Galera, continuity, and responsibility: how the Foundation and MariaDB plc move forward

Introduction

Over the past weeks, questions around Galera, high availability, and continuity have generated understandable concern within parts of the MariaDB community.

Clarity matters in moments like this.That is also why this response was unfortunately not immediate. It was important to understand the full picture and ensure that what we communicate reflects the actual state of responsibilities and decisions.

This post explains where things stand today, what has changed, and how the MariaDB Foundation views its role going forward. Directly. Transparently. With responsibility.

Galera and the community: acknowledging the reality

High availability has always mattered.

For many users, Galera has been central to making MySQL-compatible databases viable at scale. That remains true. The community expects predictability when it comes to HA, and that expectation is legitimate.

It is equally important to be precise about responsibilities and boundaries.

Galera is a trademarked technology owned by MariaDB plc, since they acquired Codership in 2025. MariaDB plc controls the Galera roadmap, the naming, and the development resources behind it. This has consistently been the structural reality. It defines what the Foundation can influence and what it does not control.

Serving the community well requires making those boundaries visible.

MariaDB plc reaching out to the community

Alongside the discussions within the MariaDB Foundation, we welcome the recent public communication from MariaDB plc regarding the future of Galera Cluster.

In its announcement that MariaDB Community Server 12.3 will include the same Galera Cluster functionality as in MariaDB Server 11.8, MariaDB plc addressed the immediate questions raised by the community: continuity, predictability, and operational safety for existing deployments. From the Foundation’s perspective, this clarification was constructive and important.

For the sake of readability in the remainder of this post, we refer to this Galera Cluster functionality simply as “Galera”.

We are particularly encouraged that MariaDB plc engaged with input from multiple directions and responded with a concrete statement that reduces near-term uncertainty for users relying on Galera today.

The plc blog also outlines how MariaDB Foundation views the broader clustering landscape going forward. Galera remains a stable and proven basis for high-availability deployments in the community server. At the same time, MariaDB plc intends to concentrate new development efforts on its Enterprise Cluster and the newly developed Advanced Cluster. These plans, and the relationship between the respective clustering technologies, are described in detail in MariaDB plc’s communication, which we encourage readers to review.

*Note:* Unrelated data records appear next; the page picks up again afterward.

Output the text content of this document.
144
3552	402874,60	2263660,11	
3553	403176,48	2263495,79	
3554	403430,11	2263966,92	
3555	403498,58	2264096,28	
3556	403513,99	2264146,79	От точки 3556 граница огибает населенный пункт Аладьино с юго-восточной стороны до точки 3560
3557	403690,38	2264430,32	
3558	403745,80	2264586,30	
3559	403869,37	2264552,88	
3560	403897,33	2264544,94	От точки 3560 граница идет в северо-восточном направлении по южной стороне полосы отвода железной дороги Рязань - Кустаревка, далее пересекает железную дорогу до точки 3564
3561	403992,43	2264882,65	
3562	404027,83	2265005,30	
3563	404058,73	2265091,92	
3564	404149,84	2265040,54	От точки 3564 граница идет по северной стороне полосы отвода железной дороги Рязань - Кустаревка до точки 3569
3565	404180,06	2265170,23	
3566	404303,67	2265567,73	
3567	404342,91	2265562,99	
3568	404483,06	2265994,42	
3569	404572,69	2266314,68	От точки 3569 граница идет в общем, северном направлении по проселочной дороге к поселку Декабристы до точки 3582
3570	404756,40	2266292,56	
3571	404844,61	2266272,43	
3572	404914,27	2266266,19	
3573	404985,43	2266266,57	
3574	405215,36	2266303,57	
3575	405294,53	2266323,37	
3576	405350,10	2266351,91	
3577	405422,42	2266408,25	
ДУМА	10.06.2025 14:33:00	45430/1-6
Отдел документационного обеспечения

From the Foundation’s perspective, this public clarification serves two essential purposes. It reassures users that existing Galera-based deployments remain supported and viable. It also makes the division of roles transparent: the Foundation focuses on continuity, clarity, and trust within the community, while MariaDB plc makes and communicates its product and investment decisions.

Open dialogue, explicit statements, and responsiveness are signs of a functioning ecosystem. Even when roles differ, collaboration remains possible.

The Foundation’s role — and its limits

The MariaDB Foundation exists to support adoption, openness, and continuity of MariaDB as an open-source database. That mission remains unchanged.

Continuity does not always require ownership. In areas such as Galera, it depends on coordination, transparency, and stability within clearly defined roles.

Concretely:

  • The MariaDB Foundation considers Galera a proven, stable, and well-understood technology for achieving high availability. Over more than a decade, changes have been measured and deliberate, reflecting maturity. For the foreseeable future, Galera remains a solid foundation for HA deployments, and the Foundation focuses on supporting its safe and secure use within the community.
  • The Foundation supports adoption, understanding, and confidence in the use of Galera. Decisions regarding future development and allocation of engineering resources belong to MariaDB plc. Maintenance and engineering work remain the responsibility of MariaDB plc.
  • Thus the Foundation does not see a need for forking Galera and does not support or encourage such action.

Responsible stewardship requires acknowledging structural realities. Continuity must be built on what is durable and sustainable over time.

Looking forward: continuity through collaboration

The Foundation will continue to:

  • Listen carefully to community concerns around high availability.
  • Raise those concerns openly with MariaDB plc.
  • Advocate for solutions that serve users while preserving coherence in the ecosystem.
  • Communicate decisions and boundaries clearly, so expectations align with the actual structure of responsibilities.

Continuity grows from transparency, coordination, and realistic expectations. When roles are clear, trust becomes possible.

Closing

The MariaDB ecosystem has always been shaped by collaboration between actors with distinct responsibilities. That remains true today.

The Foundation believes clarity strengthens the community. We remain committed to openness, to continuity, and to working constructively with MariaDB plc in the interest of users.